D. Additional Ablation Study

Size of Joint Tokens. In this additional study, we conduct experiemnts to examine the influence of the adopted size of the joints’ feature embedding (i.e., joint token). Table 12 presents the performance variations resulting from different joint token sizes on the PoseTrack2017 validation set. As the size of the joint tokens increases, a gradual improvement in performance can be observed.
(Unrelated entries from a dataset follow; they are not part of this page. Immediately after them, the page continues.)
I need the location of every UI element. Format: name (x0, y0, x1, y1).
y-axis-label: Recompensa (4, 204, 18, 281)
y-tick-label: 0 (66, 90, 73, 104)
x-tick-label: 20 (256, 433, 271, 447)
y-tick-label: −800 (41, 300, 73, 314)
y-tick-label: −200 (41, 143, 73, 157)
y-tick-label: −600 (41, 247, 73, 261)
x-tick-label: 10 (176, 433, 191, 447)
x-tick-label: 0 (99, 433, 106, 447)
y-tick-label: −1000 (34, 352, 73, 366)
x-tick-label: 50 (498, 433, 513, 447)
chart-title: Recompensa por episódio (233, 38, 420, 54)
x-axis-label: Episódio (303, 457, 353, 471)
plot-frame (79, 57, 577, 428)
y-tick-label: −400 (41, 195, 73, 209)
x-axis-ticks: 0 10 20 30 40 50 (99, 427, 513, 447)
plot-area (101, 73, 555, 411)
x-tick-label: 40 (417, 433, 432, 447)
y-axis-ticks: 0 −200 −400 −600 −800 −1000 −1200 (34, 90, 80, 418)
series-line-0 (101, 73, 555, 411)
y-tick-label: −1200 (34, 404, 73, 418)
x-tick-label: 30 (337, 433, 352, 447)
However, beyond a size of 16, the performance tends to plateau, suggesting that further increases in token size do not yield commensurate improvements. This indicates that each pose joint requires a sufficiently large feature token to store its relevant feature information, but a too large feature token will only cause spatial redundancy. Therefore, in our experiments, we have opted to use a token size of 32, striking a balance between capturing sufficient feature information and avoiding unnecessary spatial redundancy.

#Token Size 8 16 32 64
mAP 76.1 78.0 78.6 78.6
Table 12: Different sizes of joint tokens. In the experimental setup, we utilized the ResNet-50 backbone along with two auxiliary frames.

E. Qualitative Results

Additional qualitative results on PoseTrack datasets are shown in Fig. 4. Additional results can be found in the accompanying video material.

Refer to caption
Figure 4: Additional qualitative results of our DSTA on the PoseTrack datasets.